The Wrangler's newfound civility begins with a frame that's twice as stiff in bending and 50 percent stiffer torsionally compared with the 2006 model's, a wheelbase that's two inches longer, and a track that's 3.5 inches wider. Black plastic fender flares in place of body-color flares help disguise the fact that the Wrangler is nearly half a foot wider overall. The additional width results in a more surefooted vehicle with more room for shoulders and hips, plus space for the new, seat-mounted side air bags to deploy. The longer wheelbase allowed chief engineer Jim Issner to position the fuel tank ahead of the rear axle, a crash-regulation necessity, and it also translates to a better ride and a bit more rear-seat legroom. Overall cargo volume with the rear seats folded grows by thirteen cubic feet, to 56.5 cubic feet, and with the rear seats upright there's still 17.1 cubic feet, eight more than before. The vehicle's increased width didn't seem to be a liability when I threaded my way through some of the tighter off-roading situations, but miles of elephant grass and narrow two-tracks lined with gnarly trees and shrubs badly scratched the body sides of our Wranglers.

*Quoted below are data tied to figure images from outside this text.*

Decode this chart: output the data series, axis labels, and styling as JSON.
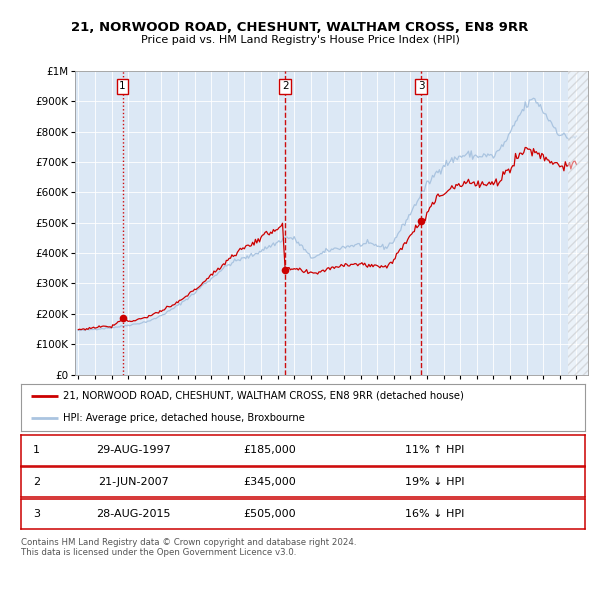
{
  "title": "21, NORWOOD ROAD, CHESHUNT, WALTHAM CROSS, EN8 9RR",
  "subtitle": "Price paid vs. HM Land Registry's House Price Index (HPI)",
  "hpi_color": "#aac4e0",
  "price_color": "#cc0000",
  "bg_color": "#dce8f5",
  "sale_years": [
    1997.664,
    2007.46,
    2015.664
  ],
  "sale_prices": [
    185000,
    345000,
    505000
  ],
  "vline_styles": [
    "dotted",
    "dashed",
    "dashed"
  ],
  "ylim": [
    0,
    1000000
  ],
  "ytick_values": [
    0,
    100000,
    200000,
    300000,
    400000,
    500000,
    600000,
    700000,
    800000,
    900000,
    1000000
  ],
  "ytick_labels": [
    "£0",
    "£100K",
    "£200K",
    "£300K",
    "£400K",
    "£500K",
    "£600K",
    "£700K",
    "£800K",
    "£900K",
    "£1M"
  ],
  "xtick_start": 1995,
  "xtick_end": 2026,
  "xstart": 1994.8,
  "xend": 2025.7,
  "legend_line1": "21, NORWOOD ROAD, CHESHUNT, WALTHAM CROSS, EN8 9RR (detached house)",
  "legend_line2": "HPI: Average price, detached house, Broxbourne",
  "table_rows": [
    [
      "1",
      "29-AUG-1997",
      "£185,000",
      "11% ↑ HPI"
    ],
    [
      "2",
      "21-JUN-2007",
      "£345,000",
      "19% ↓ HPI"
    ],
    [
      "3",
      "28-AUG-2015",
      "£505,000",
      "16% ↓ HPI"
    ]
  ],
  "footer": "Contains HM Land Registry data © Crown copyright and database right 2024.\nThis data is licensed under the Open Government Licence v3.0."
}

The five-passenger Wrangler Unlimited inhabits its own new market niche: the four-door convertible. (The 2004-06 long-wheelbase, two-door Wrangler heads into automotive history, ceding the Unlimited badge to the new four-door.) Its 116.0-inch wheelbase is up twenty inches over the standard model and thirteen inches over the previous Unlimited. There's 86.5 cubic feet of cargo space if the rear seats are folded and 46.0 cubic feet when they're in place. The rear seats aren't stretch-out roomy, but they made for a decent viewing perch for a five-hour safari drive.

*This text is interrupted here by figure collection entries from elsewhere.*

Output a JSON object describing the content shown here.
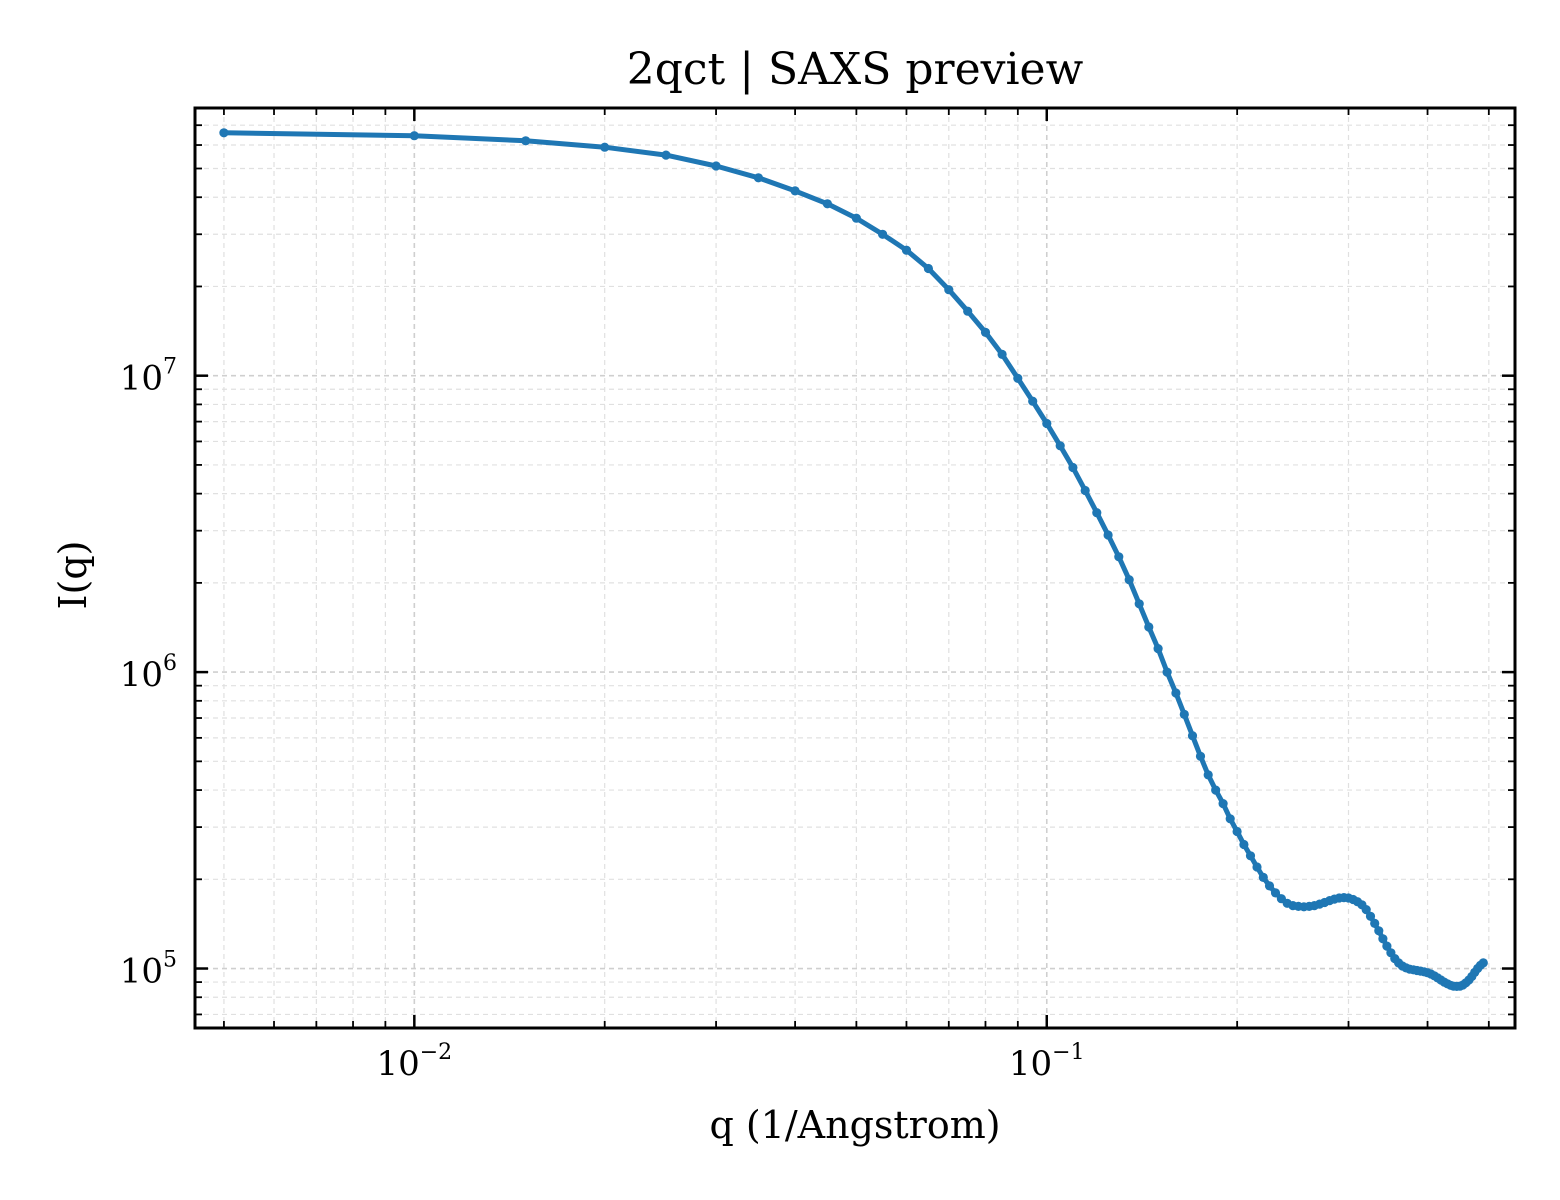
{
  "chart_data": {
    "type": "line",
    "title": "2qct | SAXS preview",
    "xlabel": "q (1/Angstrom)",
    "ylabel": "I(q)",
    "x_scale": "log",
    "y_scale": "log",
    "xlim": [
      0.0045,
      0.55
    ],
    "ylim": [
      63000,
      80000000
    ],
    "grid": true,
    "marker": "circle",
    "color": "#1f77b4",
    "x_ticks": [
      {
        "value": 0.01,
        "base": "10",
        "exp": "−2"
      },
      {
        "value": 0.1,
        "base": "10",
        "exp": "−1"
      }
    ],
    "y_ticks": [
      {
        "value": 100000,
        "base": "10",
        "exp": "5"
      },
      {
        "value": 1000000,
        "base": "10",
        "exp": "6"
      },
      {
        "value": 10000000,
        "base": "10",
        "exp": "7"
      }
    ],
    "points": [
      [
        0.005,
        66000000
      ],
      [
        0.01,
        64500000
      ],
      [
        0.015,
        62000000
      ],
      [
        0.02,
        59000000
      ],
      [
        0.025,
        55500000
      ],
      [
        0.03,
        51000000
      ],
      [
        0.035,
        46500000
      ],
      [
        0.04,
        42000000
      ],
      [
        0.045,
        38000000
      ],
      [
        0.05,
        34000000
      ],
      [
        0.055,
        30000000
      ],
      [
        0.06,
        26500000
      ],
      [
        0.065,
        23000000
      ],
      [
        0.07,
        19500000
      ],
      [
        0.075,
        16500000
      ],
      [
        0.08,
        14000000
      ],
      [
        0.085,
        11800000
      ],
      [
        0.09,
        9800000
      ],
      [
        0.095,
        8200000
      ],
      [
        0.1,
        6900000
      ],
      [
        0.105,
        5800000
      ],
      [
        0.11,
        4900000
      ],
      [
        0.115,
        4100000
      ],
      [
        0.12,
        3450000
      ],
      [
        0.125,
        2900000
      ],
      [
        0.13,
        2450000
      ],
      [
        0.135,
        2050000
      ],
      [
        0.14,
        1700000
      ],
      [
        0.145,
        1420000
      ],
      [
        0.15,
        1200000
      ],
      [
        0.155,
        1000000
      ],
      [
        0.16,
        850000
      ],
      [
        0.165,
        720000
      ],
      [
        0.17,
        610000
      ],
      [
        0.175,
        520000
      ],
      [
        0.18,
        450000
      ],
      [
        0.185,
        400000
      ],
      [
        0.19,
        360000
      ],
      [
        0.195,
        320000
      ],
      [
        0.2,
        290000
      ],
      [
        0.205,
        262000
      ],
      [
        0.21,
        240000
      ],
      [
        0.215,
        220000
      ],
      [
        0.22,
        203000
      ],
      [
        0.225,
        190000
      ],
      [
        0.23,
        180000
      ],
      [
        0.235,
        172000
      ],
      [
        0.24,
        166000
      ],
      [
        0.245,
        163000
      ],
      [
        0.25,
        162000
      ],
      [
        0.255,
        161500
      ],
      [
        0.26,
        162000
      ],
      [
        0.265,
        163000
      ],
      [
        0.27,
        165000
      ],
      [
        0.275,
        167000
      ],
      [
        0.28,
        169500
      ],
      [
        0.285,
        171500
      ],
      [
        0.29,
        173000
      ],
      [
        0.295,
        173500
      ],
      [
        0.3,
        173000
      ],
      [
        0.305,
        171000
      ],
      [
        0.31,
        168000
      ],
      [
        0.315,
        164000
      ],
      [
        0.32,
        158000
      ],
      [
        0.325,
        150000
      ],
      [
        0.33,
        142000
      ],
      [
        0.335,
        134000
      ],
      [
        0.34,
        126000
      ],
      [
        0.345,
        119000
      ],
      [
        0.35,
        113000
      ],
      [
        0.355,
        108000
      ],
      [
        0.36,
        104500
      ],
      [
        0.365,
        102000
      ],
      [
        0.37,
        100500
      ],
      [
        0.375,
        99500
      ],
      [
        0.38,
        99000
      ],
      [
        0.385,
        98500
      ],
      [
        0.39,
        98000
      ],
      [
        0.395,
        97500
      ],
      [
        0.4,
        96800
      ],
      [
        0.405,
        95800
      ],
      [
        0.41,
        94500
      ],
      [
        0.415,
        93000
      ],
      [
        0.42,
        91500
      ],
      [
        0.425,
        90000
      ],
      [
        0.43,
        88800
      ],
      [
        0.435,
        87800
      ],
      [
        0.44,
        87200
      ],
      [
        0.445,
        87000
      ],
      [
        0.45,
        87200
      ],
      [
        0.455,
        88000
      ],
      [
        0.46,
        89500
      ],
      [
        0.465,
        91500
      ],
      [
        0.47,
        94000
      ],
      [
        0.475,
        97000
      ],
      [
        0.48,
        100000
      ],
      [
        0.485,
        102500
      ],
      [
        0.49,
        104500
      ]
    ]
  }
}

Jeep wisely ditched the old four-cylinder engine, which was altogether inadequate for pavement use. The in-line six is gone, too, replaced by Chrysler's stalwart 3.8-liter V-6, here making 205 hp and 240 lb-ft of torque. Jeep purists might find it difficult to wrap their heads around the notion of a minivan engine, but the demise of the old 4.0-liter lump is hardly worth misty eyes. They'd do better to complain about the lack of an optional five-speed automatic (a four-speed is offered), but at least the manual has six forward speeds.
Jeep beefed up the Wrangler's solid front and rear axles, key components of its off-road arsenal, for the top-of-the-line Rubicon, which was the only trim level--of both long- and short-wheelbase vehicles--that we drove in Zambia. The suspension links, coil springs, and recirculating-ball steering of all models have been massaged, and now when you're in the new Wrangler, you feel like you're driving a real vehicle rather than piloting a small farm tractor. This effect is, unsurprisingly, magnified in the four-door.